Read more: Caught between government, builders and contractors, workers court hunger and misery
- In the case of educational aid, the Council has changed the rules to limit educational aid to students enrolled in regular courses at recognized institutions physically located in Karnataka. Accordingly, although funds are not a constraint, students enrolled in distance learning courses, home study courses, online courses, etc. were not eligible. The Council cited the expansion of aid to education as the reason for this amendment. This explanation was not convincing as it resulted in restricting the scope of assistance and was particularly detrimental to the interests of the migrant population.
- Continued failure to obtain exemption under the Computers Act 1961 resulted in avoidable tax liability totaling Rs 2,358.94 crore for the financial years 2011-12 to 2017-18. Funds to this extent could therefore not be used for the purpose for which they were intended.

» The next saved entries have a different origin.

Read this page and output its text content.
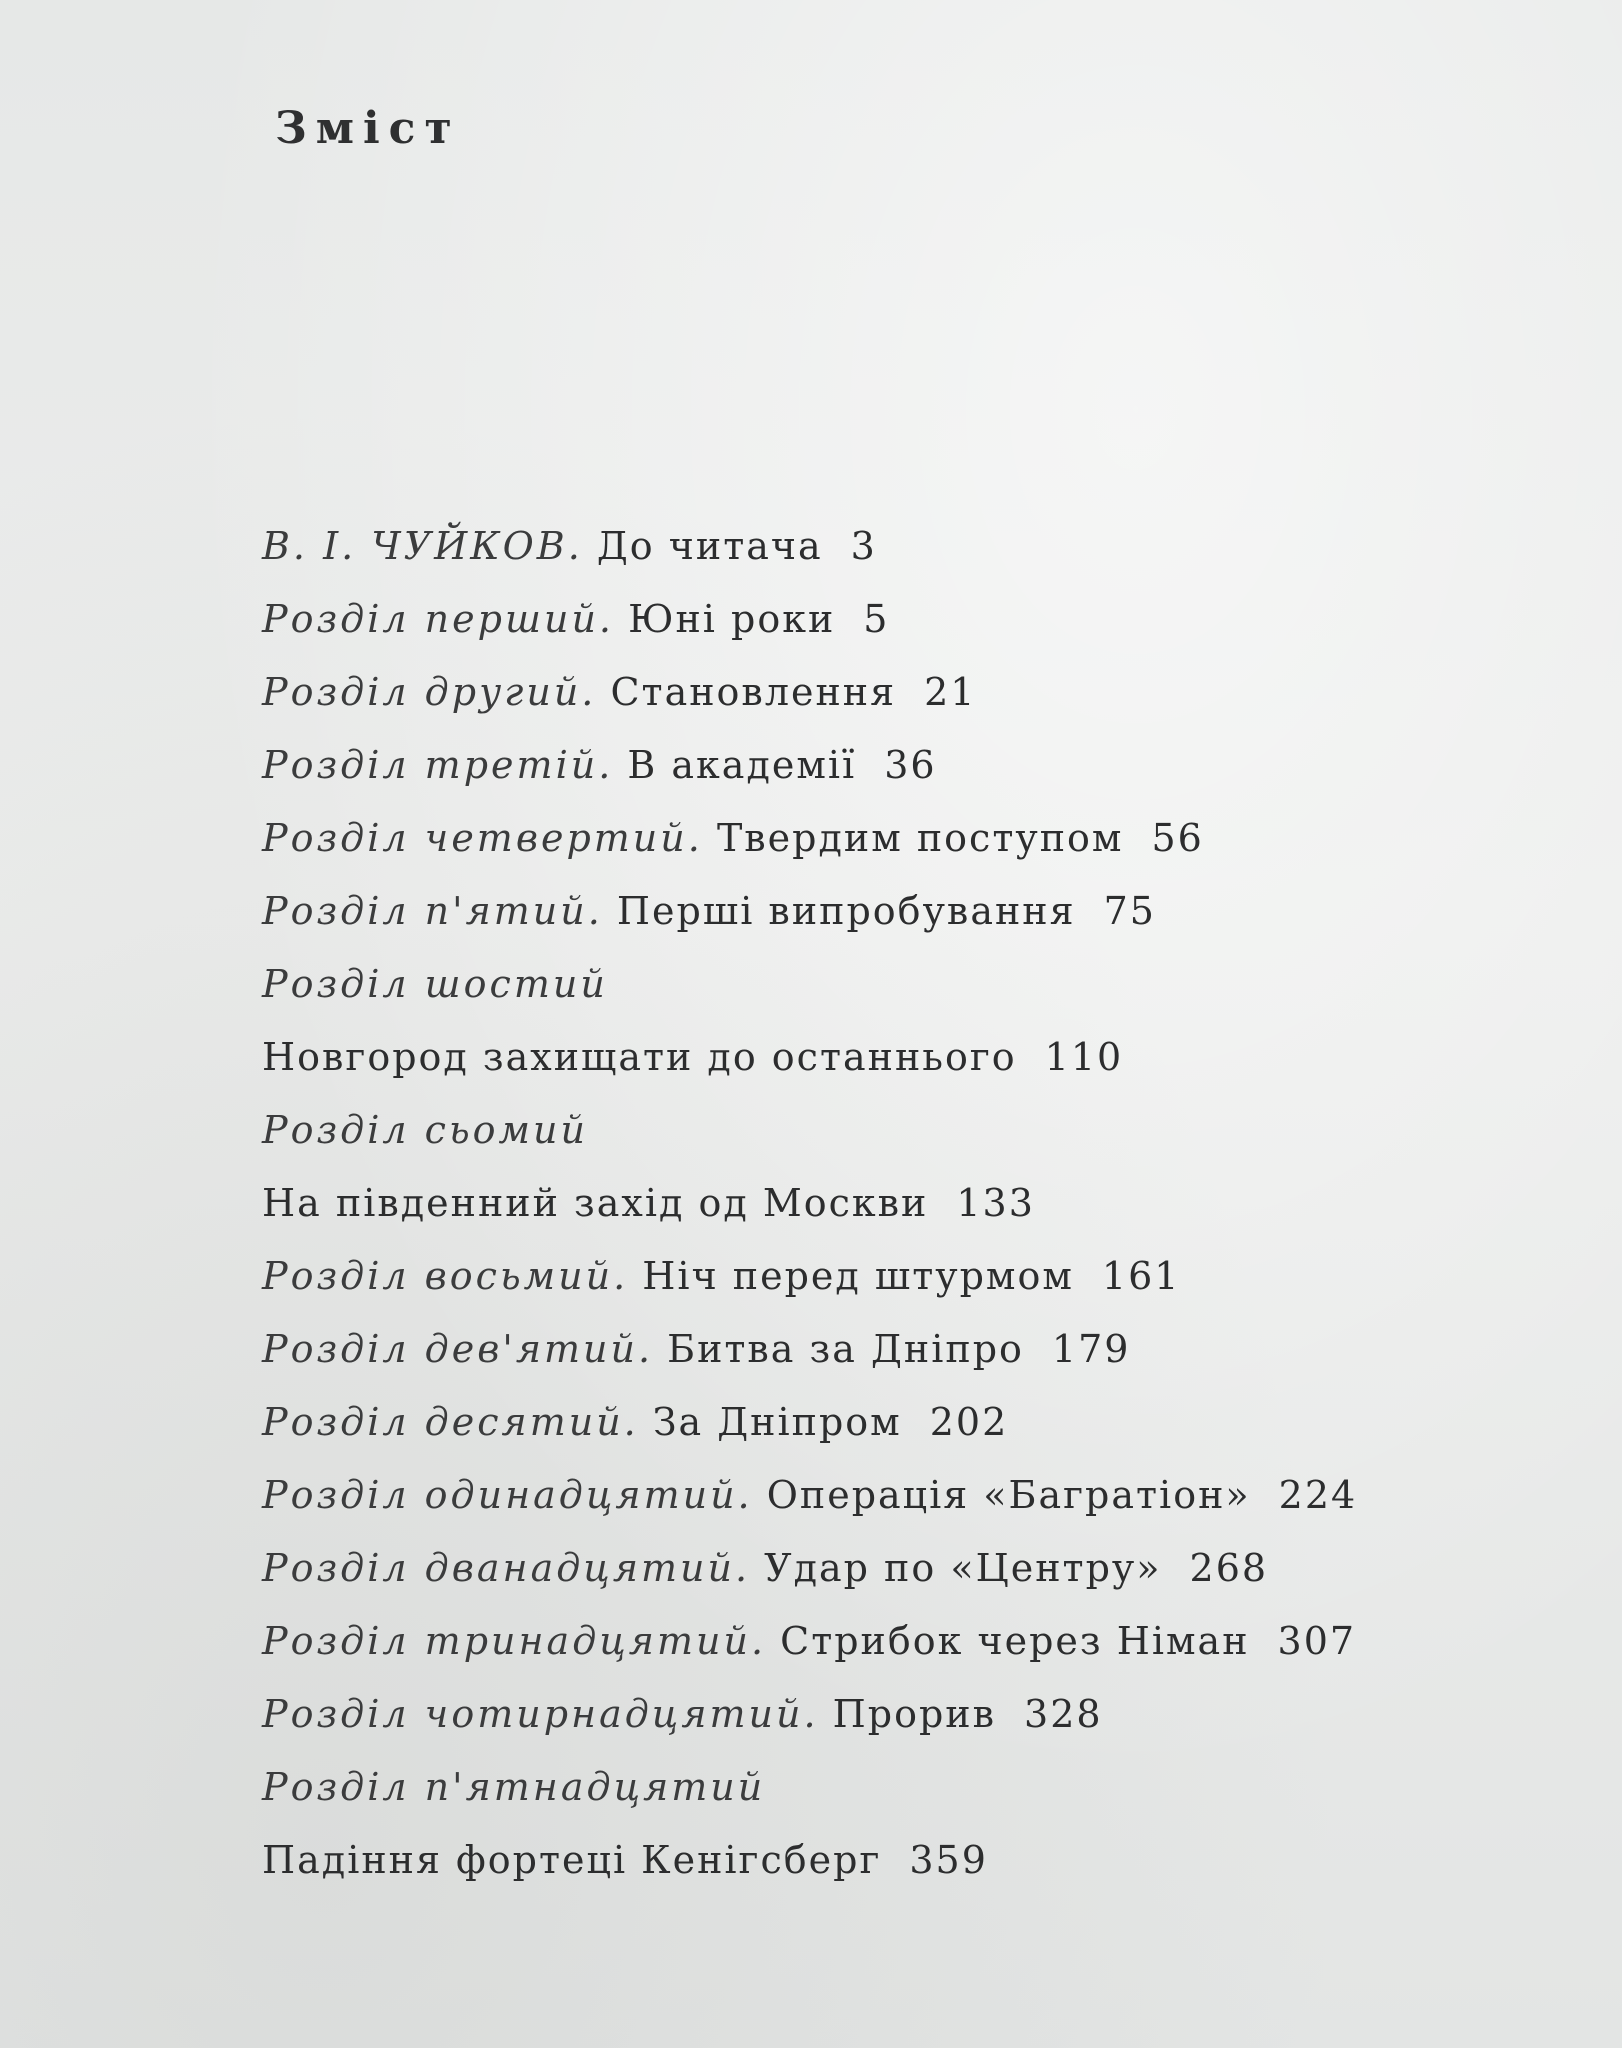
Зміст
В. І. ЧУЙКОВ. До читача 3
Розділ перший. Юні роки 5
Розділ другий. Становлення 21
Розділ третій. В академії 36
Розділ четвертий. Твердим поступом 56
Розділ п'ятий. Перші випробування 75
Розділ шостий
Новгород захищати до останнього 110
Розділ сьомий
На південний захід од Москви 133
Розділ восьмий. Ніч перед штурмом 161
Розділ дев'ятий. Битва за Дніпро 179
Розділ десятий. За Дніпром 202
Розділ одинадцятий. Операція «Багратіон» 224
Розділ дванадцятий. Удар по «Центру» 268
Розділ тринадцятий. Стрибок через Німан 307
Розділ чотирнадцятий. Прорив 328
Розділ п'ятнадцятий
Падіння фортеці Кенігсберг 359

- Institutional mechanisms were weak – non-constitution of the State Advisory Committee, delays in developing framework and recruitment rules, 36% vacancy in ALC/OL cadres, absence of internal audit mechanism and grievance settlement. This had a negative impact on the registration of establishments/workers and caused undue delays in the processing of applications.
- Although it committed Rs 1.66 crore for the development of registration/renewal software etc., the Council had no software to provide better services to workers and monitor the use of funds.
The state government acknowledged the findings and accepted recommendations such as a special campaign to register unregistered workers by linking to ration cards, Jan Dhan Yojana, state RERA data, etc.
The audit report that was filed in the state legislature on December 9, 2020 can be accessed here.
[The authors are from the Indian Audit and Accounts Service. Views are personal.]